Menurut Qodari, kunci untuk menjaga kondusivitas demokrasi adalah adanya komunikasi yang terus-menerus antara pemerintah dan masyarakat. Ia berharap mahasiswa dapat lebih aktif dalam memperkaya diskusi, bukan hanya dengan aksi yang memicu kekacauan. Dengan demikian, dialog tetap menjadi alat utama untuk mencapai kesepakatan yang saling menguntungkan bagi seluruh lapisan masyarakat.
Kesimpulan
Qodari menutup pernyataannya dengan mengajak seluruh pihak untuk bersama-sama membangun demokrasi yang lebih baik.
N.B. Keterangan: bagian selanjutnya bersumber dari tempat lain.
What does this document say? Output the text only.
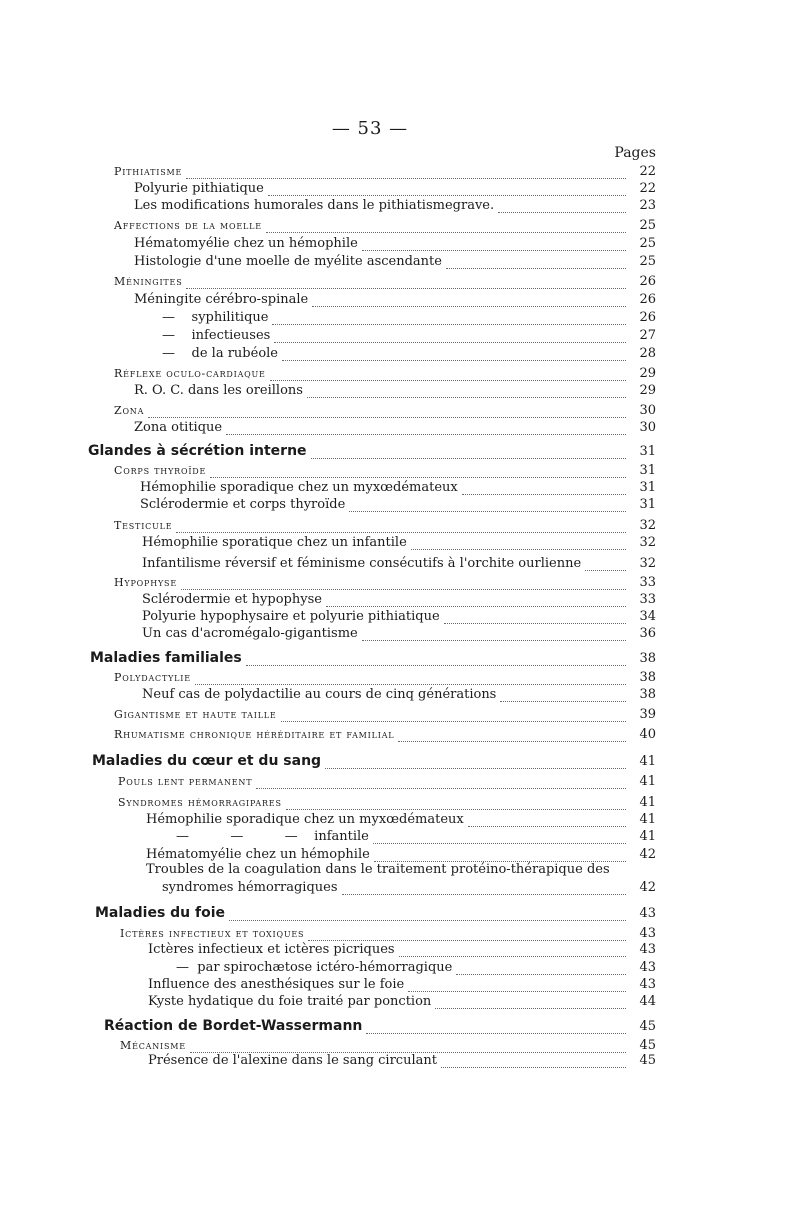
— 53 —
Pages
Pithiatisme	22
Polyurie pithiatique	22
Les modifications humorales dans le pithiatismegrave.	23
Affections de la moelle	25
Hématomyélie chez un hémophile	25
Histologie d'une moelle de myélite ascendante	25
Méningites	26
Méningite cérébro-spinale	26
—    syphilitique	26
—    infectieuses	27
—    de la rubéole	28
Réflexe oculo-cardiaque	29
R. O. C. dans les oreillons	29
Zona	30
Zona otitique	30
Glandes à sécrétion interne	31
Corps thyroïde	31
Hémophilie sporadique chez un myxœdémateux	31
Sclérodermie et corps thyroïde	31
Testicule	32
Hémophilie sporatique chez un infantile	32
Infantilisme réversif et féminisme consécutifs à l'orchite ourlienne	32
Hypophyse	33
Sclérodermie et hypophyse	33
Polyurie hypophysaire et polyurie pithiatique	34
Un cas d'acromégalo-gigantisme	36
Maladies familiales	38
Polydactylie	38
Neuf cas de polydactilie au cours de cinq générations	38
Gigantisme et haute taille	39
Rhumatisme chronique héréditaire et familial	40
Maladies du cœur et du sang	41
Pouls lent permanent	41
Syndromes hémorragipares	41
Hémophilie sporadique chez un myxœdémateux	41
—          —          —    infantile	41
Hématomyélie chez un hémophile	42
Troubles de la coagulation dans le traitement protéino-thérapique des
syndromes hémorragiques	42
Maladies du foie	43
Ictères infectieux et toxiques	43
Ictères infectieux et ictères picriques	43
—  par spirochætose ictéro-hémorragique	43
Influence des anesthésiques sur le foie	43
Kyste hydatique du foie traité par ponction	44
Réaction de Bordet-Wassermann	45
Mécanisme	45
Présence de l'alexine dans le sang circulant	45
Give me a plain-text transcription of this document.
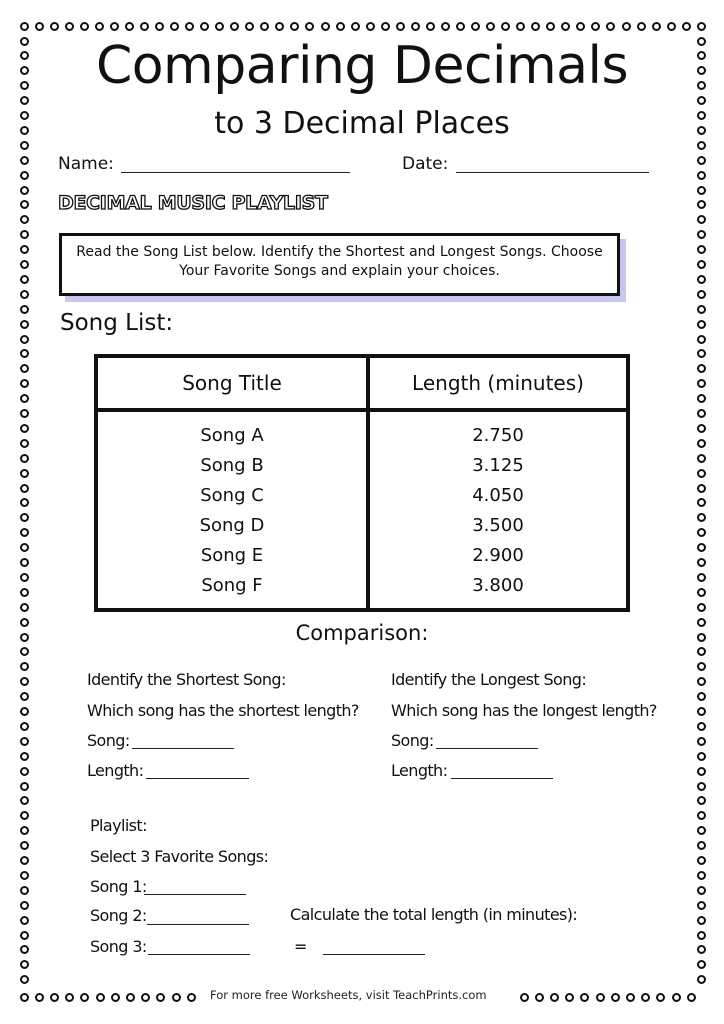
Comparing Decimals
to 3 Decimal Places
Name:	Date:
DECIMAL MUSIC PLAYLIST
Read the Song List below. Identify the Shortest and Longest Songs. Choose Your Favorite Songs and explain your choices.
Song List:
Song Title	Length (minutes)
Song A	2.750
Song B	3.125
Song C	4.050
Song D	3.500
Song E	2.900
Song F	3.800
Comparison:
Identify the Shortest Song:
Which song has the shortest length?
Song:
Length:
Identify the Longest Song:
Which song has the longest length?
Song:
Length:
Playlist:
Select 3 Favorite Songs:
Song 1:
Song 2:
Song 3:
Calculate the total length (in minutes):
=
For more free Worksheets, visit TeachPrints.com
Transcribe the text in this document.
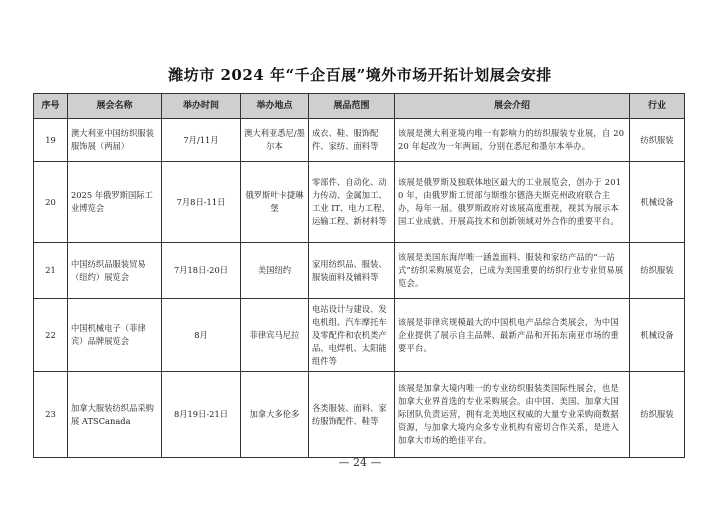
潍坊市 2024 年“千企百展”境外市场开拓计划展会安排
序号	展会名称	举办时间	举办地点	展品范围	展会介绍	行业
19	澳大利亚中国纺织服装服饰展（两届）	7月/11月	澳大利亚悉尼/墨尔本	成衣、鞋、服饰配件、家纺、面料等	该展是澳大利亚境内唯一有影响力的纺织服装专业展，自 2020 年起改为一年两届，分别在悉尼和墨尔本举办。	纺织服装
20	2025 年俄罗斯国际工业博览会	7月8日-11日	俄罗斯叶卡捷琳堡	零部件、自动化、动力传动、金属加工、工业 IT、电力工程、运输工程、新材料等	该展是俄罗斯及独联体地区最大的工业展览会，创办于 2010 年，由俄罗斯工贸部与斯维尔德洛夫斯克州政府联合主办，每年一届。俄罗斯政府对该展高度重视，视其为展示本国工业成就、开展高技术和创新领域对外合作的重要平台。	机械设备
21	中国纺织品服装贸易（纽约）展览会	7月18日-20日	美国纽约	家用纺织品、服装、服装面料及辅料等	该展是美国东海岸唯一涵盖面料、服装和家纺产品的“一站式”纺织采购展览会，已成为美国重要的纺织行业专业贸易展览会。	纺织服装
22	中国机械电子（菲律宾）品牌展览会	8月	菲律宾马尼拉	电站设计与建设、发电机组、汽车摩托车及零配件和农机类产品、电焊机、太阳能组件等	该展是菲律宾规模最大的中国机电产品综合类展会，为中国企业提供了展示自主品牌、最新产品和开拓东南亚市场的重要平台。	机械设备
23	加拿大服装纺织品采购展 ATSCanada	8月19日-21日	加拿大多伦多	各类服装、面料、家纺服饰配件、鞋等	该展是加拿大境内唯一的专业纺织服装类国际性展会，也是加拿大业界首选的专业采购展会。由中国、美国、加拿大国际团队负责运营，拥有北美地区权威的大量专业采购商数据资源，与加拿大境内众多专业机构有密切合作关系，是进入加拿大市场的绝佳平台。	纺织服装
— 24 —
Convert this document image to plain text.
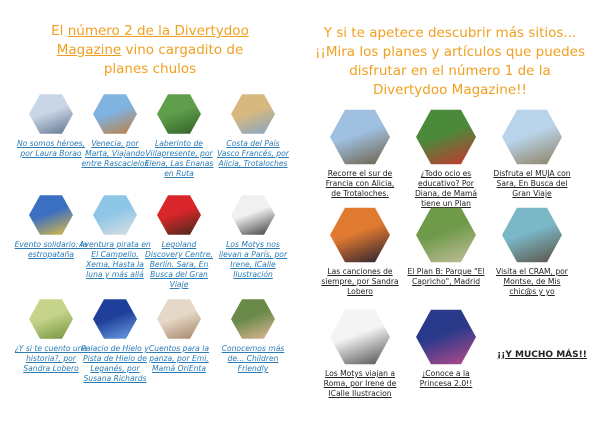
El número 2 de la Divertydoo Magazine vino cargadito de planes chulos
No somos héroes, por Laura Borao
Venecia, por Marta, Viajando entre Rascacielos
Laberinto de Villapresente, por Elena, Las Enanas en Ruta
Costa del País Vasco Francés, por Alicia, Trotaloches
Evento solidario: la estropataña
Aventura pirata en El Campello. Xema, Hasta la luna y más allá
Legoland Discovery Centre, Berlín. Sara, En Busca del Gran Viaje
Los Motys nos llevan a París, por Irene, ICalle Ilustración
¿Y si te cuento una historia?, por Sandra Lobero
Palacio de Hielo y Pista de Hielo de Leganés, por Susana Richards
Cuentos para la panza, por Emi, Mamá OriEnta
Conocemos más de... Children Friendly
Y si te apetece descubrir más sitios... ¡¡Mira los planes y artículos que puedes disfrutar en el número 1 de la Divertydoo Magazine!!
Recorre el sur de Francia con Alicia, de Trotaloches.
¿Todo ocio es educativo? Por Diana, de Mamá tiene un Plan
Disfruta el MUJA con Sara, En Busca del Gran Viaje
Las canciones de siempre, por Sandra Lobero
El Plan B: Parque "El Capricho", Madrid
Visita el CRAM, por Montse, de Mis chic@s y yo
Los Motys viajan a Roma, por Irene de ICalle Ilustracion
¡Conoce a la Princesa 2.0!!
¡¡Y MUCHO MÁS!!
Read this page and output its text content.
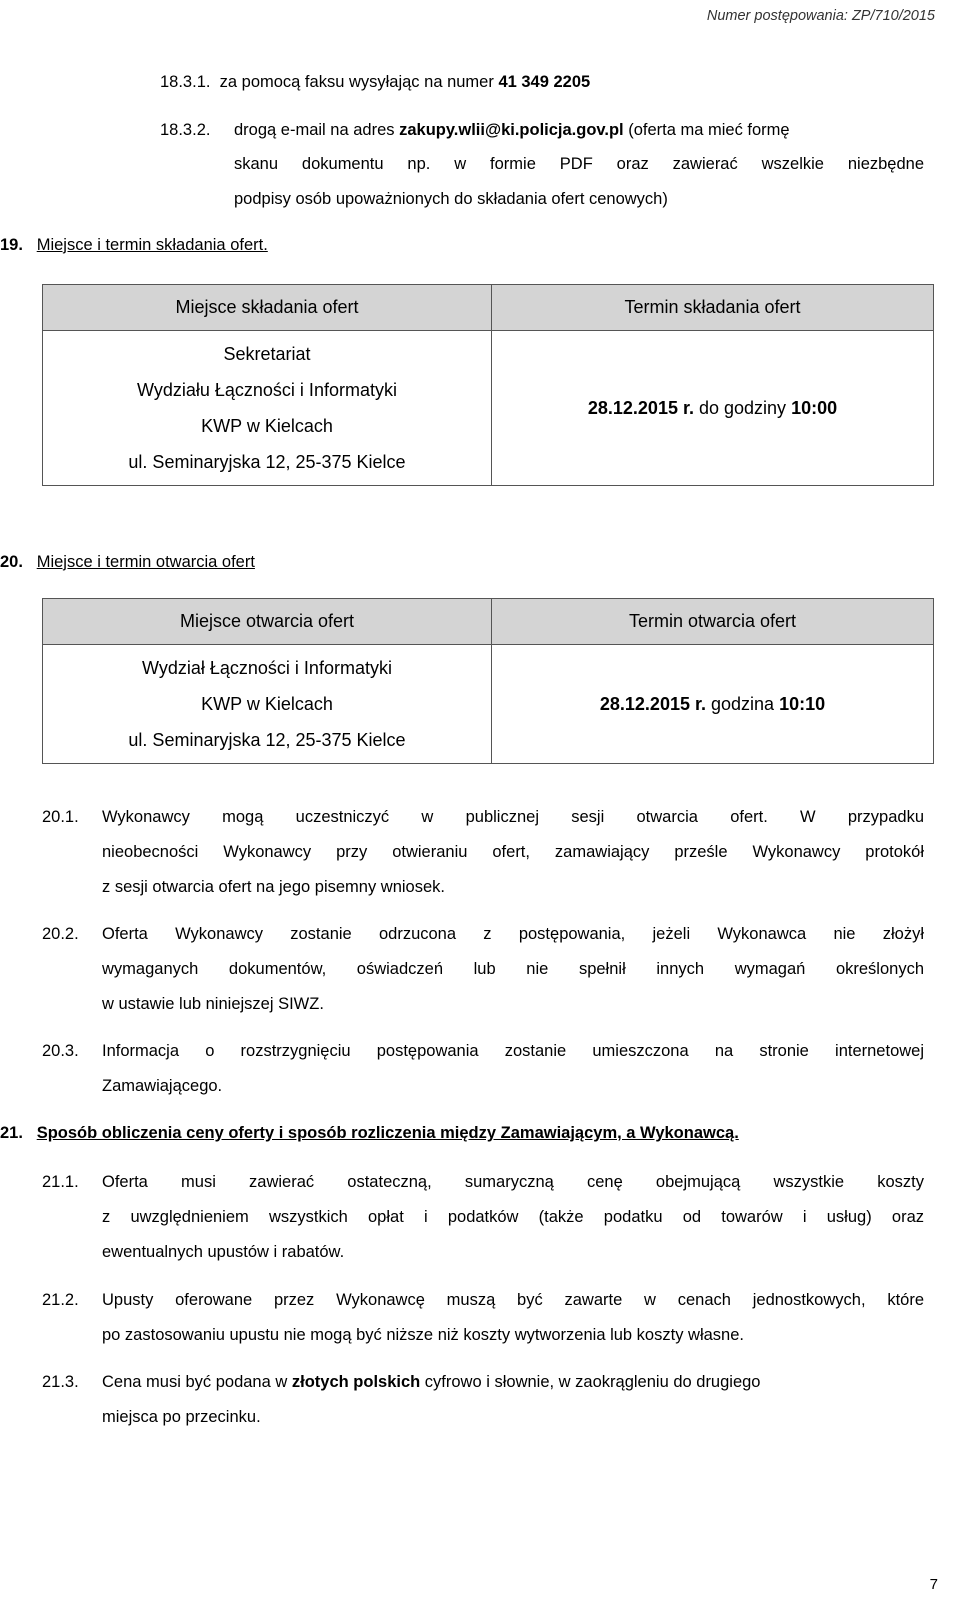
Numer postępowania: ZP/710/2015
18.3.1. za pomocą faksu wysyłając na numer 41 349 2205
18.3.2. drogą e-mail na adres zakupy.wlii@ki.policja.gov.pl (oferta ma mieć formę
skanu dokumentu np. w formie PDF oraz zawierać wszelkie niezbędne
podpisy osób upoważnionych do składania ofert cenowych)
19. Miejsce i termin składania ofert.
Miejsce składania ofert	Termin składania ofert

Sekretariat
Wydziału Łączności i Informatyki
KWP w Kielcach
ul. Seminaryjska 12, 25-375 Kielce	28.12.2015 r. do godziny 10:00
20. Miejsce i termin otwarcia ofert
Miejsce otwarcia ofert	Termin otwarcia ofert

Wydział Łączności i Informatyki
KWP w Kielcach
ul. Seminaryjska 12, 25-375 Kielce	28.12.2015 r. godzina 10:10
20.1. Wykonawcy mogą uczestniczyć w publicznej sesji otwarcia ofert. W przypadku
nieobecności Wykonawcy przy otwieraniu ofert, zamawiający prześle Wykonawcy protokół
z sesji otwarcia ofert na jego pisemny wniosek.
20.2. Oferta Wykonawcy zostanie odrzucona z postępowania, jeżeli Wykonawca nie złożył
wymaganych dokumentów, oświadczeń lub nie spełnił innych wymagań określonych
w ustawie lub niniejszej SIWZ.
20.3. Informacja o rozstrzygnięciu postępowania zostanie umieszczona na stronie internetowej
Zamawiającego.
21. Sposób obliczenia ceny oferty i sposób rozliczenia między Zamawiającym, a Wykonawcą.
21.1. Oferta musi zawierać ostateczną, sumaryczną cenę obejmującą wszystkie koszty
z uwzględnieniem wszystkich opłat i podatków (także podatku od towarów i usług) oraz
ewentualnych upustów i rabatów.
21.2. Upusty oferowane przez Wykonawcę muszą być zawarte w cenach jednostkowych, które
po zastosowaniu upustu nie mogą być niższe niż koszty wytworzenia lub koszty własne.
21.3. Cena musi być podana w złotych polskich cyfrowo i słownie, w zaokrągleniu do drugiego
miejsca po przecinku.
7
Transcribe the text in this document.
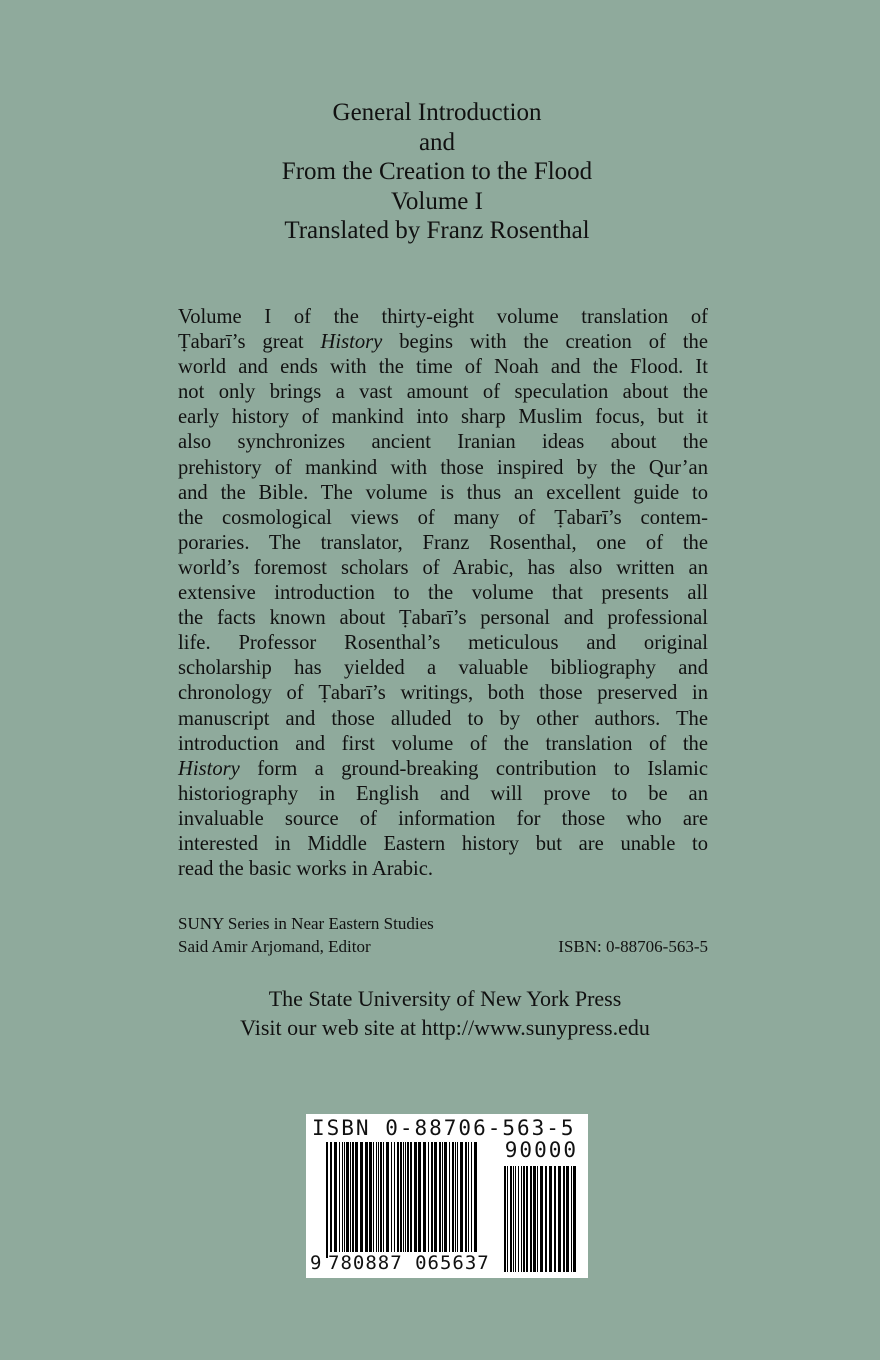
General Introduction
and
From the Creation to the Flood
Volume I
Translated by Franz Rosenthal
Volume I of the thirty-eight volume translation of
Ṭabarī’s great History begins with the creation of the
world and ends with the time of Noah and the Flood. It
not only brings a vast amount of speculation about the
early history of mankind into sharp Muslim focus, but it
also synchronizes ancient Iranian ideas about the
prehistory of mankind with those inspired by the Qur’an
and the Bible. The volume is thus an excellent guide to
the cosmological views of many of Ṭabarī’s contem-
poraries. The translator, Franz Rosenthal, one of the
world’s foremost scholars of Arabic, has also written an
extensive introduction to the volume that presents all
the facts known about Ṭabarī’s personal and professional
life. Professor Rosenthal’s meticulous and original
scholarship has yielded a valuable bibliography and
chronology of Ṭabarī’s writings, both those preserved in
manuscript and those alluded to by other authors. The
introduction and first volume of the translation of the
History form a ground-breaking contribution to Islamic
historiography in English and will prove to be an
invaluable source of information for those who are
interested in Middle Eastern history but are unable to
read the basic works in Arabic.
SUNY Series in Near Eastern Studies
Said Amir Arjomand, Editor	ISBN: 0-88706-563-5
The State University of New York Press
Visit our web site at http://www.sunypress.edu
ISBN 0-88706-563-5
90000
9 780887 065637
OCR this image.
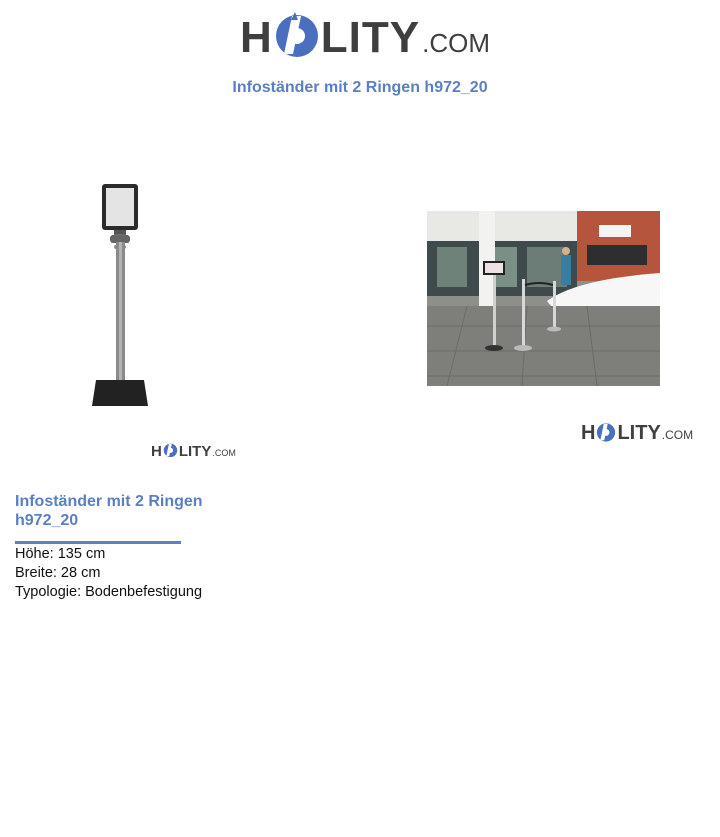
H LITY .COM
Infoständer mit 2 Ringen h972_20
H LITY .COM
H LITY .COM
Infoständer mit 2 Ringen h972_20
Höhe: 135 cm
Breite: 28 cm
Typologie: Bodenbefestigung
Ia menekankan bahwa aksi dari mahasiswa tidak selalu negatif, asal dilakukan dengan cara yang tepat. Selain itu, kebijakan nasional seperti MBG harus dihargai, karena merupakan hasil dari keputusan politik yang telah melalui proses demokratis. “Nah, kalau ketidaksetujuan Anda (mahasiswa) itu bersifat kategorikal, ya kita perbaiki mana yang kurang-kurang,” ujarnya, menegaskan bahwa perbaikan bisa dilakukan jika ada komitmen untuk saling memahami.